Penares sphaera

Scientific classification
- Domain: Eukaryota
- Kingdom: Animalia
- Phylum: Porifera
- Class: Demospongiae
- Order: Tetractinellida
- Family: Geodiidae
- Genus: Penares
- Species: P. sphaera
- Binomial name: Penares sphaera (Lendenfeld, 1907)
- Synonyms: Papyrula sphaera Lendenfeld, 1907;

= Penares sphaera =

- Genus: Penares
- Species: sphaera
- Authority: (Lendenfeld, 1907)
- Synonyms: Papyrula sphaera Lendenfeld, 1907

Species of sponge

Penares sphaera, the crater sponge, is a deep sea demosponge from southern Africa.

== Description ==
This pale sponge has a thick encrusting growth form. It ranges from white to pale peach to light grey. It is very hard, almost stony. It does, however, tear easily. The surface looks smooth but has a rough texture. White ringed ostioles are scattered across the surface and may be more clustered in some parts. Oscules are abundant on the upper parts. It may grow to be 110 mm long and 90 mm wide.

=== Spicules ===
The following spicules make up the skeleton of this species:

- Dichotriaenes (spicules that branch in pairs) with short rays
- Curved robust oxeas (spicules with pointed ends)
- Curved microxeas (small oxeas)

=== Skeleton ===
Dichotriaenes and envelop the surface.
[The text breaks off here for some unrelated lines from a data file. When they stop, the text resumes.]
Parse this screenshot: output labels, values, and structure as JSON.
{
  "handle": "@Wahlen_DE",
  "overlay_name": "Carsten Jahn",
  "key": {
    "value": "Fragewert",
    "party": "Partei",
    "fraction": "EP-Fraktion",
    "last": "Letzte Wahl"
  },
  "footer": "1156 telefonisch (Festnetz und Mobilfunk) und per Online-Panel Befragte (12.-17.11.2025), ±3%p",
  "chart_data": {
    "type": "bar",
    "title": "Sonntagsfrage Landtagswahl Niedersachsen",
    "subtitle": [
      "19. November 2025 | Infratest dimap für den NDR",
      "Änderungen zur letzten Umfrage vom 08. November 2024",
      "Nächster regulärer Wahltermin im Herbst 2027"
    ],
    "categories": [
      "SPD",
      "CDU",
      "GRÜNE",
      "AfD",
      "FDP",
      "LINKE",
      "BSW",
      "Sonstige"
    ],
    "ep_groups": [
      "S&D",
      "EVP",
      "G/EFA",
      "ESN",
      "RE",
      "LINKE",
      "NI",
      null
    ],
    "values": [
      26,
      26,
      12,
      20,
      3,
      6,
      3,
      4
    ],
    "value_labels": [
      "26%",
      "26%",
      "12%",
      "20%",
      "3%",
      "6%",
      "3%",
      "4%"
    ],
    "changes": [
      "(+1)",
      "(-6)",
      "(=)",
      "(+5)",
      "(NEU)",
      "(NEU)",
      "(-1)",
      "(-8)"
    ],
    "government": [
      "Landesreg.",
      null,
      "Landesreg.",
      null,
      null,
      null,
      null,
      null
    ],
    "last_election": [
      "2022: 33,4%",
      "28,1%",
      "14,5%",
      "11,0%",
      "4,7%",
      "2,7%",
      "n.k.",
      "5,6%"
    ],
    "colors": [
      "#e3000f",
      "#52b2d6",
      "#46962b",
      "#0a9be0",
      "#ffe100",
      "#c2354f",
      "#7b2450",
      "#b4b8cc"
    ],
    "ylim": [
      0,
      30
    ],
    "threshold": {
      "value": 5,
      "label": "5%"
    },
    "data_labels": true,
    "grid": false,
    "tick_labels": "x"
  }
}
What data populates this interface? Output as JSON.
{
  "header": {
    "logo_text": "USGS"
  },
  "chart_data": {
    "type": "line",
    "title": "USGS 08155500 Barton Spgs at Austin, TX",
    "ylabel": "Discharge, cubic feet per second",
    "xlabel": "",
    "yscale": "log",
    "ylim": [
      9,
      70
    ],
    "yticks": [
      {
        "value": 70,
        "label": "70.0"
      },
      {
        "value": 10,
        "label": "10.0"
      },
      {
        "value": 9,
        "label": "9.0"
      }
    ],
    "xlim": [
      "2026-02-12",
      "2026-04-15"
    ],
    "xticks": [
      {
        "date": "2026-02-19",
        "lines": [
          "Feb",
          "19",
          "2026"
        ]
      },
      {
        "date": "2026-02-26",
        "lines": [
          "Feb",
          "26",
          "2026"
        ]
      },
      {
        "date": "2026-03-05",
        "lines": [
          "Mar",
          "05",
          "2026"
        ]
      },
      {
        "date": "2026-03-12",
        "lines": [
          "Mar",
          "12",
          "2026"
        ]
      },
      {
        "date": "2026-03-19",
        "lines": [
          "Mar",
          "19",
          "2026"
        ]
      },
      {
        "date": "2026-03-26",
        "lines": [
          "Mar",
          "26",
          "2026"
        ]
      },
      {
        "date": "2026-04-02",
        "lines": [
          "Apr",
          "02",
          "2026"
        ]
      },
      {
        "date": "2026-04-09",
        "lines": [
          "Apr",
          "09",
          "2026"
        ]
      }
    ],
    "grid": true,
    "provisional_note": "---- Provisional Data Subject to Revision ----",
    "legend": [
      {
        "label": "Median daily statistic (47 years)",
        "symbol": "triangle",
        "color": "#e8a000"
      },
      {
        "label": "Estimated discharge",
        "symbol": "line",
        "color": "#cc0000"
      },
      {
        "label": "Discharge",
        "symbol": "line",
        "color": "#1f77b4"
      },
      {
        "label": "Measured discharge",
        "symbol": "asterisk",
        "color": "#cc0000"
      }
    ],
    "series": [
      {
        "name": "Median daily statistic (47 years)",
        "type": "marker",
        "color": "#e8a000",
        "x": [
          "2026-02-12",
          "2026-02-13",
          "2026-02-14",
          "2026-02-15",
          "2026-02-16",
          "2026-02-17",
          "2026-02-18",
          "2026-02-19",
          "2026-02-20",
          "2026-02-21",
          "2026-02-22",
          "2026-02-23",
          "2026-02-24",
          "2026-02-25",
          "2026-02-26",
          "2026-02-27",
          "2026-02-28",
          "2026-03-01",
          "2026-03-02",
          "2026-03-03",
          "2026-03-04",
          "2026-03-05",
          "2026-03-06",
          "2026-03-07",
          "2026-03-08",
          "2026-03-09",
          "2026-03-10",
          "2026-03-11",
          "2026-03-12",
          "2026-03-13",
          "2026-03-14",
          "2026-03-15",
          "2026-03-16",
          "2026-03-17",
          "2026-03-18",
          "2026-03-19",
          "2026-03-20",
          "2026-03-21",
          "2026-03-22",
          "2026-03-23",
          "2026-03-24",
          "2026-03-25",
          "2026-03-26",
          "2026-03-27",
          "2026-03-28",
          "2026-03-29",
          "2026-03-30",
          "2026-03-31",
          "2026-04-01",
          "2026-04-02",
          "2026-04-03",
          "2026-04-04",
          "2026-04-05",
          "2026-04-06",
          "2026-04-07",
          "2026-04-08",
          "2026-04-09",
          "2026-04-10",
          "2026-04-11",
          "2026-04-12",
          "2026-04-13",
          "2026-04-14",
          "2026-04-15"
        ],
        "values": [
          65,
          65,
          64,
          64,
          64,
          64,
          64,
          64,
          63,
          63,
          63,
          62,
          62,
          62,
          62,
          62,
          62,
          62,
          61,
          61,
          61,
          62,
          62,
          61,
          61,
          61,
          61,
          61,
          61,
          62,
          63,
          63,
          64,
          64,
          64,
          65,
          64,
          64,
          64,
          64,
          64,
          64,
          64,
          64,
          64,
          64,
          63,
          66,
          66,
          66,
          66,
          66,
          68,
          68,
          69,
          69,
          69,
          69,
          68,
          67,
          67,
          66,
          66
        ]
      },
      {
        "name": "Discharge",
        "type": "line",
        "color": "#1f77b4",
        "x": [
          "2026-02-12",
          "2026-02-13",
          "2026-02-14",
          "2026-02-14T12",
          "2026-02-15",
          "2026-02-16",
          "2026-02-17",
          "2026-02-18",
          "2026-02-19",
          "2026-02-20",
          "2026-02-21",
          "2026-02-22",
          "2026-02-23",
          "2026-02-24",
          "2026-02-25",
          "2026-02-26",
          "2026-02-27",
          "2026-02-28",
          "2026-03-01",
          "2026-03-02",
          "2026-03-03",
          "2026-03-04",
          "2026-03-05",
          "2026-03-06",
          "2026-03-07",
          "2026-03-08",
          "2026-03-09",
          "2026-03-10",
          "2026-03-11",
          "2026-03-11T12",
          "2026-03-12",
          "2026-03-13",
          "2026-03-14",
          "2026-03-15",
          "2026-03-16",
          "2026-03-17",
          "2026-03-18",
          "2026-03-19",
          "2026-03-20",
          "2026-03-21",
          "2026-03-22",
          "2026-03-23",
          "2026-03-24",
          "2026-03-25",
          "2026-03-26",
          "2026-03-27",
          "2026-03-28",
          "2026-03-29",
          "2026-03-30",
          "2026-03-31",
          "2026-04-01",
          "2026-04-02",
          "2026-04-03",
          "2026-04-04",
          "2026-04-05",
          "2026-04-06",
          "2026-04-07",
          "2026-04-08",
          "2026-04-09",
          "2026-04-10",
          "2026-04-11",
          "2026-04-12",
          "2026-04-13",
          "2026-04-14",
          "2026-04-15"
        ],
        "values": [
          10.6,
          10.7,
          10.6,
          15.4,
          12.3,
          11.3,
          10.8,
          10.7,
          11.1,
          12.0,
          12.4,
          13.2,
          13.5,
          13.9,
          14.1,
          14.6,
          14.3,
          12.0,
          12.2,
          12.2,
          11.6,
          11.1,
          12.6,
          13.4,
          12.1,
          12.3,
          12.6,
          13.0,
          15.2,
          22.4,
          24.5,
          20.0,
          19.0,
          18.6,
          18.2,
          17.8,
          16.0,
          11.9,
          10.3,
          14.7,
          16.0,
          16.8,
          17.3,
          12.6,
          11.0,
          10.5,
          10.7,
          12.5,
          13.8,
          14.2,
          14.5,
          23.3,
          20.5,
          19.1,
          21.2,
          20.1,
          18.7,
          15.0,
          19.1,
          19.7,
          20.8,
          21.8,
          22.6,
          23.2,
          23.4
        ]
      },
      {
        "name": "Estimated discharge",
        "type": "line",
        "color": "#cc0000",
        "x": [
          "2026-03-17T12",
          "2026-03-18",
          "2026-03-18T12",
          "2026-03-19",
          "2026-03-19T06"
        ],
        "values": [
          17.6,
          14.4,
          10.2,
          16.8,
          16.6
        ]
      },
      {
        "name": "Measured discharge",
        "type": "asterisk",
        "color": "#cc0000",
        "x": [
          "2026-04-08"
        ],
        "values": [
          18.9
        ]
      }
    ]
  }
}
The longest rays face inwards. Oxeas and microxeas are scattered in the choanosome. The cortex is made of densely packed microxeas.

== Distribution and habitat ==
This species is found off the coast of Namibia and off the West, South and East Coasts of South Africa. It grows on solid surfaces at depths of 107-500 m.

== Ecology ==
This species is sometimes found growing on other sponges. Molluscs may be found living within the sponge and invertebrates may be found living on the surface.